040311 Libyen D Flüchtlinge
4 Maret 2011Petugas dari kedutaan besar Mesir duduk di atas pasir sambil memegang setumpuk paspor di tangan kirinya. Ia dikelilingi ratusan orang dengan raut wajah letih dan tegang, berharap nama mereka lah yang kali ini keluar dari bibir si petugas.
Salam Ibrahim, Mohammed Ibrahim… Mereka yang dipanggil berjuang mendekati si petugas. Dua pemuda Mesir, dengan wajah berdebu dan lengket oleh keringat. Jika beruntung, dalam beberapa jam lagi mereka bisa duduk di dalam pesawat ke Kairo.
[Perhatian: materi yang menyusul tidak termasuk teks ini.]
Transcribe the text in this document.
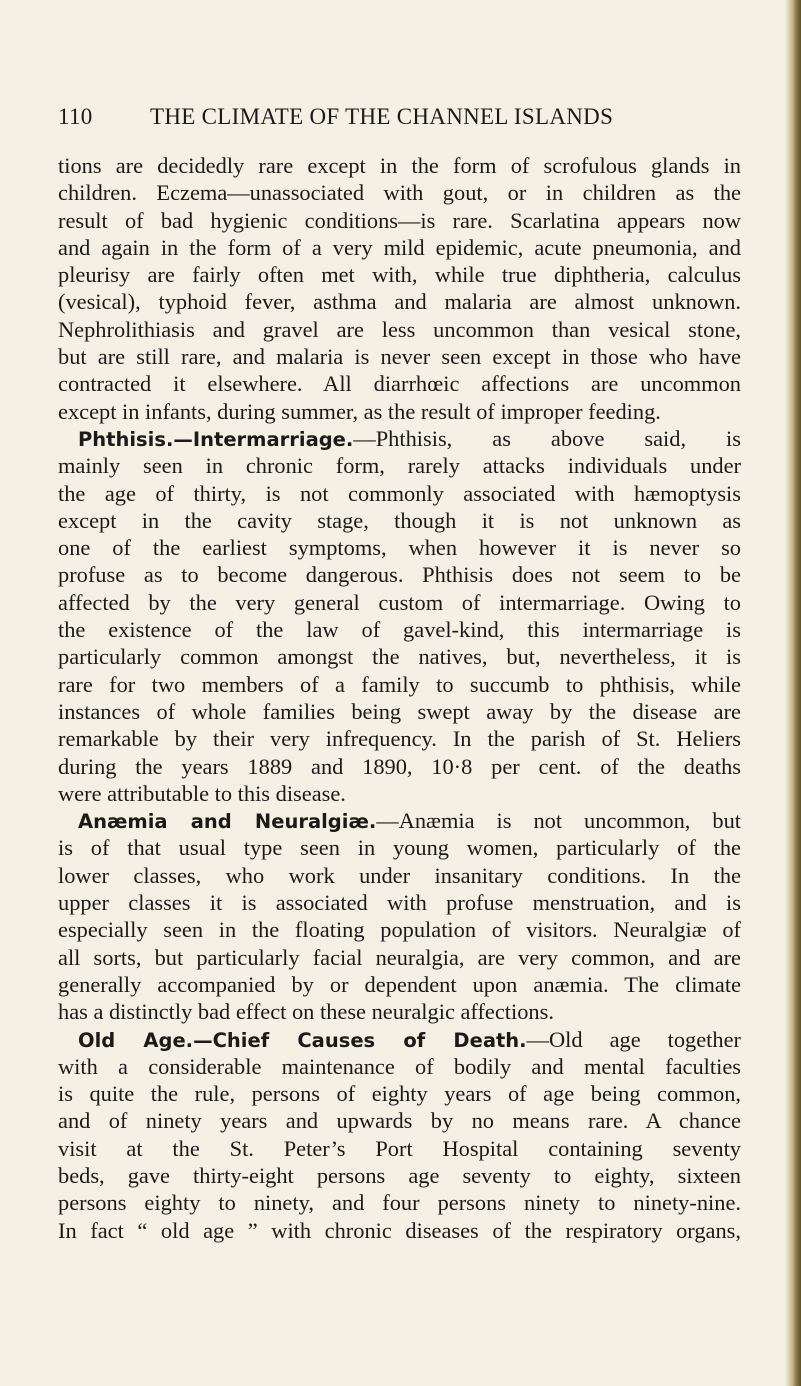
110 THE CLIMATE OF THE CHANNEL ISLANDS
tions are decidedly rare except in the form of scrofulous glands in
children. Eczema—unassociated with gout, or in children as the
result of bad hygienic conditions—is rare. Scarlatina appears now
and again in the form of a very mild epidemic, acute pneumonia, and
pleurisy are fairly often met with, while true diphtheria, calculus
(vesical), typhoid fever, asthma and malaria are almost unknown.
Nephrolithiasis and gravel are less uncommon than vesical stone,
but are still rare, and malaria is never seen except in those who have
contracted it elsewhere. All diarrhœic affections are uncommon
except in infants, during summer, as the result of improper feeding.
Phthisis.—Intermarriage.—Phthisis, as above said, is
mainly seen in chronic form, rarely attacks individuals under
the age of thirty, is not commonly associated with hæmoptysis
except in the cavity stage, though it is not unknown as
one of the earliest symptoms, when however it is never so
profuse as to become dangerous. Phthisis does not seem to be
affected by the very general custom of intermarriage. Owing to
the existence of the law of gavel-kind, this intermarriage is
particularly common amongst the natives, but, nevertheless, it is
rare for two members of a family to succumb to phthisis, while
instances of whole families being swept away by the disease are
remarkable by their very infrequency. In the parish of St. Heliers
during the years 1889 and 1890, 10·8 per cent. of the deaths
were attributable to this disease.
Anæmia and Neuralgiæ.—Anæmia is not uncommon, but
is of that usual type seen in young women, particularly of the
lower classes, who work under insanitary conditions. In the
upper classes it is associated with profuse menstruation, and is
especially seen in the floating population of visitors. Neuralgiæ of
all sorts, but particularly facial neuralgia, are very common, and are
generally accompanied by or dependent upon anæmia. The climate
has a distinctly bad effect on these neuralgic affections.
Old Age.—Chief Causes of Death.—Old age together
with a considerable maintenance of bodily and mental faculties
is quite the rule, persons of eighty years of age being common,
and of ninety years and upwards by no means rare. A chance
visit at the St. Peter’s Port Hospital containing seventy
beds, gave thirty-eight persons age seventy to eighty, sixteen
persons eighty to ninety, and four persons ninety to ninety-nine.
In fact “ old age ” with chronic diseases of the respiratory organs,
Spanyol mengirim sebuah pesawat ke Tunisia, untuk mengevakuasi sekitar 1000 pengungsi.
Atau mereka bisa menumpang salah satu dari tiga kapal angkut Jerman yang berlabuh Jumat (04/03). Kapal-kapal Jerman itu memperkuat armada internasional untuk mengangkut sekitar 4.000 pekerja asal Mesir ke Alexandria.
Terjawablah permohonan Menteri Kesehatan Tunisia Habiba Benromdan dalam kunjungan ke kamp pengungsi. "Kami sangat membutuhkan sarana untuk membawa orang-orang ini kembali ke tanah airnya. Setiap hari, lebih banyak pengungi yang datang ke kamp daripada yang pergi. Karena itu, seruan kami pada dunia internasional, kami butuh kapal udara dan laut," kata Benromdan.
Sedikitnya 90.000 pengungsi terdampar di perbatasan Libya-Tunisia. Warga Mesir, Ghana, Nigeria, Bangladesh, Pakistan juga Vietnam.
Eric Laroche dari Organisasi Kesehatan Dunia WHO mengatakan, "Kami hanya punya 7 WC untuk ribuan pengungsi di sini. Anda tahu apa artinya itu. Sekarang musim dingin, hujan deras dan penyakit bisa cepat menular, kolera, meningitis. Satu-satunya yang bisa menolong adalah evakuasi, evakuasi, evakuasi."
Tak seorangpun tahu, berapa banyak pengungsi yang masih berada di balik pos perbatasan Libya, menunggu keberangkatan. Tak ada yang tahu bagaimana situasi mereka. Tidak satupun organisasi bantuan mendapat akses ke wilayah pertempuran di timur dan barat Libya. Dan tidak ada koresponden yang bisa memberitakan apa yang sebetulnya terjadi di sana.
Hanya akibatnya yang bisa disaksikan. Hari Kamis (03/03), dari Ras Jedir, para pengungsi yang menderita luka tembak dilarikan ke perbatasan Tunisia. Mereka terbaring di tandu, lalu dijemput ambulans dengan raungan sirene dan kilatan lampu biru.
Jutaan pekerja asing berbondong-bondong keluar dari Libya, ekonomi ambruk. Sang diktator memerintahkan angkatan udaranya membombardir pangkalan minyak dan lapangan terbang yang dikuasai pemberontak.
Petugas kedutaan besar Mesir masih membacakan nama-nama pengungsi yang bisa meninggalkan Libya. Meninggalkan kamp dengan tenda plastik dan alas tidur kasar, serta sampah yang aromanya ditiupkan angin gurun mengelilingi kawasan berpuluh kilometer yang dipagari kawat berduri.
Toh, Salam dan saudaranya Mohammad ingin sesegera mungkin kembali ke Libya, jika semua telah berlalu. "Jelas, apa lagi yang harus kami lakukan? Setiap orang yang ada di sini, semua ingin kembali. Mengapa? Karena di Libya kami punya pekerjaan dan mendapat uang. Di Mesir, tidak ada apa-apa," kata kakak beradik Ibrahim itu.